E proprio dall’esame di appunti, corrispondenze, note autografe, spuntano nomi e istituzioni insospettabili. Davanti agli investigatori appaiono coinvolti in acquisti di reperti illegali musei prestigiosi (tra i quali il Paul Getty di Los Angeles, il Metropolitan di New York, il Ny Carlsberg Gliptoteke di Copenaghen) e collezionisti privati, per lo più statunitensi. Partono le rogatorie internazionali con destinazioni che vanno dal Giappone alla Germania, ovunque siano saltati fuori collegamenti incontestabili con Giacomo Medici e la sua società. Fra i nomi compare quello di Marion True, 56 anni, senior Curator per le antichità del Getty Museum di Los Angeles e direttrice della Villa Getty, responsabile delle acquisizioni per il museo dalla metà degli anni ’80 alla fine degli anni ’90. La signora dell’archeologia americana ha infatti avuto contatti con il Medici, sia direttamente sia attraverso il trafficante Robert Emanuel Hecht (il responsabile della vendita del succitato cratere greco), per acquisti di oggetti di elevato valore, le cui fotografie appaiono inesorabilmente tra i documenti svizzeri. Non è più possibile sfuggire alle maglie della giustizia.
La sentenza .
La lunga ricerca, ancora in corso, ha portato a una sentenza senza precedenti, nel dicembre scorso, emessa dal Gup (Giudice per l’Udienza Preliminare) Guglielmo Muntoni del Tribunale di Roma. Un’istruttoria poderosa: ore e ore di udienze, settanta faldoni di materiale probatorio.
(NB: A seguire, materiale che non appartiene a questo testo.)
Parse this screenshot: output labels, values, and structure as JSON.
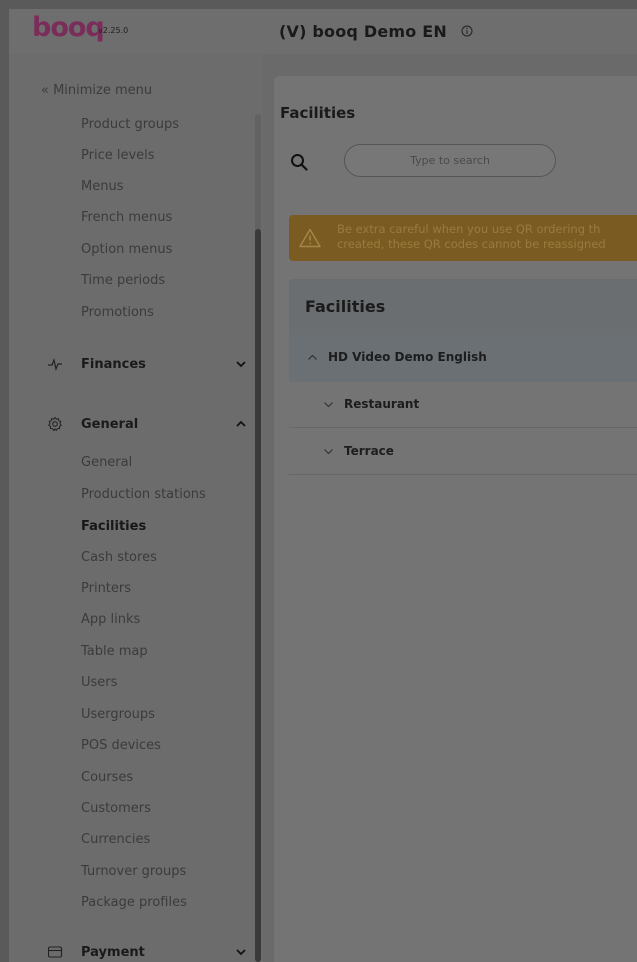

Giacomo Medici è stato condannato a dieci anni di reclusione, a una multa di 16mila euro, all’interdizione perpetua dai pubblici uffici e al risarcimento di 10 milioni di euro in favore del Ministero dei Beni e delle Attività culturali come provvisionale per i danni subiti. Inoltre, a garanzia del pagamento della multa e delle spese processuali, è stato ordinato il sequestro conservativo di una villa a Santa Marinella e di un’auto Maserati di sua proprietà.
Dopo qualche mese il Gup Muntoni ha rinviato a giudizio anche Marion True per associazione a delinquere e ricettazione: una decisione che ha subito fatto scalpore per la notorietà del personaggio e anche perché l’Italia sembra non più disposta a fare sconti a chi commercia illegalmente beni storici e artistici. Il Getty Museum (una premonizione? una prova di collaborazione diversiva?) nel 1999 aveva restituito allo Stato italiano un vaso greco (kylix) firmato, un tripode di bronzo e un torso marmoreo del dio Mitra, riconosciuti come provenienti da furti e da scavi clandestini.
Il 18 luglio è stata fissata la prima udienza di questo eclatante processo, destinato a un’eco internazionale, come già rivela il risalto dato alla notizia dal “Los Angeles Times”.
”Non mi fa piacere, commenta Daniela Rizzo, assistere a incriminazioni del genere. Mi consola però la constatazione che un’indagine di così vasta portata sia riuscita a rallentare il mercato illegale che colpisce drammaticamente il nostro patrimonio archeologico”. La storia non finisce qui. Magistratura e carabinieri sono impegnati a riportare a casa centinaia di importanti reperti, seguendo vecchie e nuove piste, affinando sempre più le tecniche investigative.